Deutsche Gesellschaft für Neurochirurgie. 61. Jahrestagung der Deutschen Gesellschaft für Neurochirurgie (DGNC) im Rahmen der Neurowoche 2010. Mannheim, 21.-25.09.2010. Düsseldorf: German Medical Science GMS Publishing House; 2010. DocV1580

DOI: 10.3205/10dgnc055, URN: urn:nbn:de:0183-10dgnc0559

Veröffentlicht: 16. September 2010

© 2010 Scheufler et al.
Dieser Artikel ist ein Open Access-Artikel und steht unter den Creative Commons Lizenzbedingungen (http://creativecommons.org/licenses/by-nc-nd/3.0/deed.de). Er darf vervielfältigt, verbreitet und öffentlich zugänglich gemacht werden, vorausgesetzt dass Autor und Quelle genannt werden.


Gliederung

Text

Objective: To assess the utility of integrating intraoperative computed tomographic angiography (iCTA) and neuronavigation in the surgical treatment of anterior and posterior cerebral circulation aneurysms via tailored keyhole approaches.

Methods: We prospectively analyzed the impact of navigating iCTA images on surgical access planning, clip selection and intraoperative assessment of aneurysm occlusion in 37 patients harboring a total of 42 anterior and posterior circulation aneurysms. iCTA navigation was employed in 19 patients, whereas the remainder was treated on the basis of rotational 3-dimensional digital subtraction angiographic (3D-DSA) imaging. Specifically, the incidence of surgical approach modification and clip replacement based on iCTA findings was recorded. The sensitivity and specificity of iCTA in delineating aneurysm and parent vessel morphology as well as detection of incomplete occlusion or presence of residual aneurysm necks was compared to intraoperative microsurgical and micro-dopplersonographic as well as postoperative 3D-DSA findings.

Results: Surgical access was modified in 8 of the 19 cases (42%) undergoing iCTA to facilitate parent vessel and aneurysm neck exposure as well as clip application based on 3D-renderings of iCTA used in the planning of image guided supraorbital and retromastoid keyhole approaches.
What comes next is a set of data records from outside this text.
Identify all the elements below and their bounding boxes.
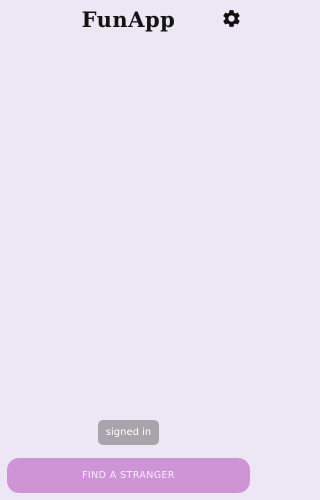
settings-button[interactable] [219, 8, 243, 32]
app-screen: FunApp signed in FIND A STRANGER [0, 0, 257, 500]
find-stranger-button[interactable]: FIND A STRANGER [7, 458, 250, 493]
status-toast: signed in [98, 420, 159, 445]
gear-icon [221, 8, 242, 33]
The side of approach was switched in 3 patients (14%) treated for AComA aneurysms. The appropriate clip type and size could be predicted according to virtual anatomy in 64% of aneurysms. Persistent aneurysm filling or neck remnants, as well as parent artery stenosis (MCA branches off trifurcation, PICA) were detected in 4 patients (22%).
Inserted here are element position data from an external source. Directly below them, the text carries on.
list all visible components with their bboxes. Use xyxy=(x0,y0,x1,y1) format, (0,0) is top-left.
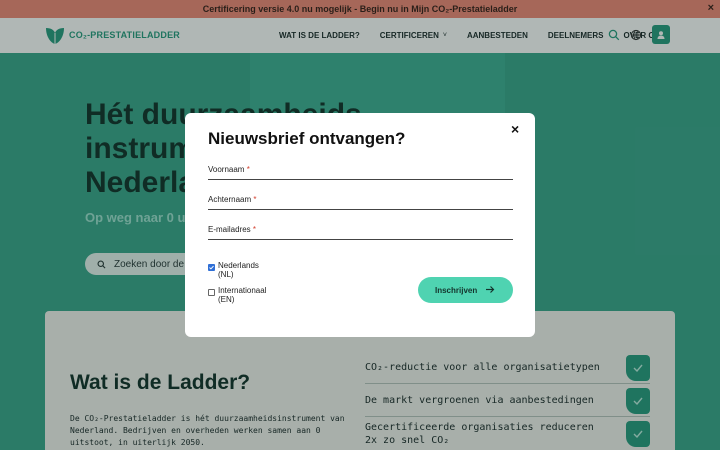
field-label: Voornaam xyxy=(208,165,245,174)
option-internationaal: Internationaal (EN) xyxy=(208,286,266,304)
arrow-right-icon xyxy=(486,286,495,293)
option-label-line: (EN) xyxy=(218,295,235,304)
subscribe-button[interactable]: Inschrijven xyxy=(418,277,513,303)
required-mark: * xyxy=(252,225,257,234)
subscribe-label: Inschrijven xyxy=(435,285,478,295)
field-label: E-mailadres xyxy=(208,225,251,234)
close-icon[interactable]: × xyxy=(511,122,519,136)
required-mark: * xyxy=(253,195,257,204)
checkmark-icon xyxy=(209,265,214,270)
newsletter-modal: Nieuwsbrief ontvangen? × Voornaam * Acht… xyxy=(185,113,535,337)
option-label-line: Internationaal xyxy=(218,286,267,295)
first-name-field[interactable]: Voornaam * xyxy=(208,163,513,180)
internationaal-checkbox[interactable] xyxy=(208,289,215,296)
required-mark: * xyxy=(246,165,250,174)
email-field[interactable]: E-mailadres * xyxy=(208,223,513,240)
modal-title: Nieuwsbrief ontvangen? xyxy=(208,129,406,148)
option-label-line: Nederlands xyxy=(218,261,259,270)
nederlands-checkbox[interactable] xyxy=(208,264,215,271)
last-name-field[interactable]: Achternaam * xyxy=(208,193,513,210)
option-label: Nederlands (NL) xyxy=(218,261,259,279)
option-label: Internationaal (EN) xyxy=(218,286,266,304)
option-nederlands: Nederlands (NL) xyxy=(208,261,259,279)
field-label: Achternaam xyxy=(208,195,252,204)
option-label-line: (NL) xyxy=(218,270,234,279)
Conclusions: Navigated iCTA is useful to tailor surgical keyhole approaches to intracranial aneurysms based on individual neurovascular anatomy, including clip selection based on 3D-renderings of aneurysms and parent vessel anatomy. In turn, the potential avoidance of aperture clips increases the predictive value of iCTA in the intraoperative assessment of aneurysm occlusion and parent vessel compromise.